The FDA has already approved upwards of 520 AI algorithms, and has done well with predictive models that take in data and propose probable outcomes. 

  • However, generative AI products that respond to human queries require “a vastly different paradigm” to regulate, and FDA Digital Health Director Troy Tazbaz believes any new structure will involve ongoing audits to ensure continuous safety.

There’s already been tons of great post-game analysis on these developments, with the general consensus looking like a cautious optimism. 

  • While some appreciate the order’s whole-of-government approach to AI, others worry that “excessive preemptive regulation” could slow AI’s progress and delay its benefits.
  • Others are skeptical that the directives will be carried out at all, given the difficulty of hiring enough AI experts in government and passing the needed legislation.

The Takeaway

President Biden’s executive order aims to thread the needle between providing protection and encouraging innovation, but time will tell whether it’ll deliver on some much-needed guardrails. Although AI is a lightning-quick industry that doesn’t exactly lend itself to the type of centralized long-term planning envisioned in the executive order, more structure should be an improvement over regulatory uncertainty.

Abridge Lands $30M As AI Race Heats Up

Momentum makes magic, and few startups have more of it than AI medical scribe Abridge after landing $30M in Series B funding from Spark Capital and high-profile strategics like CVS Health, Kaiser Permanente, and Mayo Clinic.

Abridge’s generative AI platform converts patient-provider conversations into structured note drafts in real-time, slashing hours from administrative burdens by generating summaries that rarely require further input (clinicians edit less than 9%).

The Series B is one of this year’s largest raises for pure play healthcare AI, an area that now accounts for about a quarter of all capital flowing into health IT.

One of the reasons why investors are taking such a keen interest in Abridge is its partnership hot streak, which includes Epic bringing them on as the first startup in its new Partners and Pals program – a move that will make Abridge available directly within Epic’s EHR.

  • It also probably doesn’t hurt that Abridge isn’t shy about sharing its performance data and machine learning research, giving it one of the deepest publication libraries of any company we’ve ever covered.
  • On top of that, Abridge has been racking up a lengthy list of deployments at health systems such as UPMC, Emory Healthcare, and University of Kansas Health System.

The competition is fierce in the AI scribe arena, which is packed with hungry startups like Suki and Nabla, as well as a thousand-pound gorilla named Nuance Communications. 

  • Half a million doctors use Nuance’s DAX dictation software, with “thousands” more already up-and-running on its new fully-automated DAX Copilot.

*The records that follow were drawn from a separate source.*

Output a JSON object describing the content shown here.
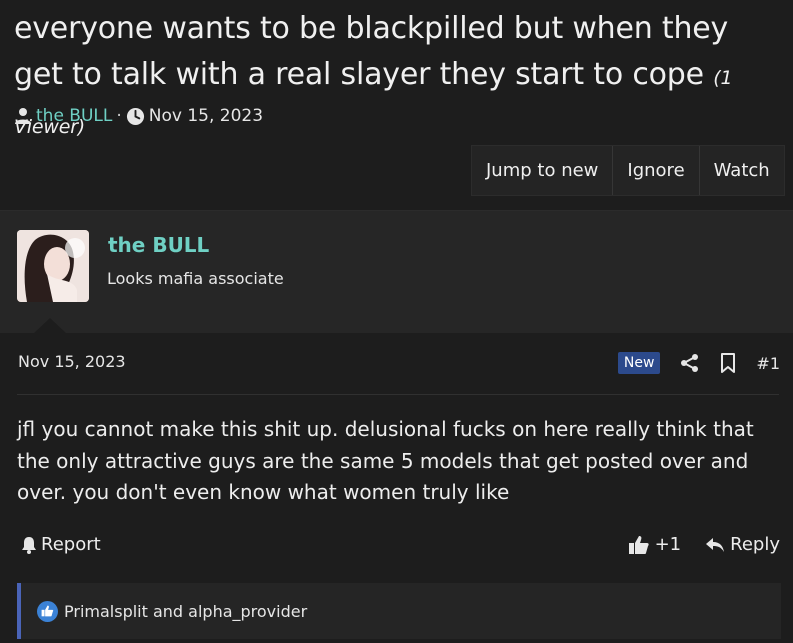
{
  "thread": {
    "title": "everyone wants to be blackpilled but when they get to talk with a real slayer they start to cope",
    "viewers": "(1 Viewer)",
    "author": "the BULL",
    "separator": "·",
    "date": "Nov 15, 2023"
  },
  "toolbar": {
    "jump_label": "Jump to new",
    "ignore_label": "Ignore",
    "watch_label": "Watch"
  },
  "post": {
    "username": "the BULL",
    "user_title": "Looks mafia associate",
    "date": "Nov 15, 2023",
    "badge": "New",
    "number": "#1",
    "body": "jfl you cannot make this shit up. delusional fucks on here really think that the only attractive guys are the same 5 models that get posted over and over. you don't even know what women truly like",
    "report_label": "Report",
    "like_count": "+1",
    "reply_label": "Reply",
    "reactions_text": "Primalsplit and alpha_provider"
  },
  "colors": {
    "username": "#6fd0c4",
    "new_badge": "#2c4a8c",
    "reaction_bar": "#4a64b8",
    "like_bubble": "#3b82d6"
  },
  "icons": {
    "meta_user": "user-icon",
    "meta_clock": "clock-icon",
    "share": "share-icon",
    "bookmark": "bookmark-icon",
    "report": "bell-icon",
    "like": "thumbs-up-icon",
    "reply": "reply-icon",
    "reaction": "like-reaction-icon"
  }
}
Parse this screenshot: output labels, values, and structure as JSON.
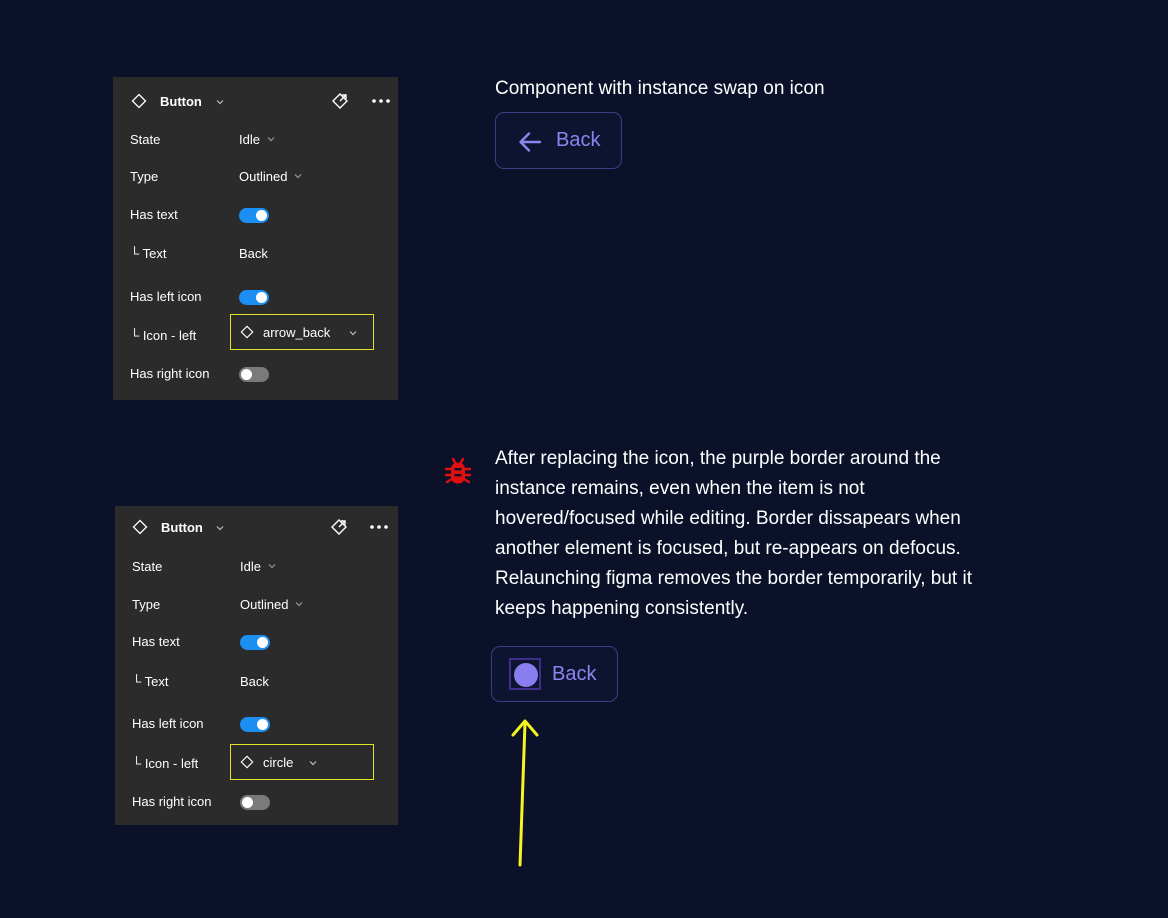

Some key differentiators give Abridge and its user base of 5,000 clinicians a solid shot at closing the distance, including “linkages” that map everything in the note to its source in both the transcript and audio (Nuance provides the transcript but not the recording). 

  • Abridge also developed its own ASR stack (automatic speech recognition), enabling it to do things like account for new medication names and excel at multilingual documentation, meaning it can generate an English note from a Spanish conversation.

The Takeaway

Abridge is emerging as a standout in the clinical documentation race, with DNA that’s as healthcare-native as it is AI-native. The executive team is lined with practicing physicians and machine learning experts, giving Abridge an advantageous understanding of not only the technology, but also the hurdles it will take for that technology to take hold in healthcare.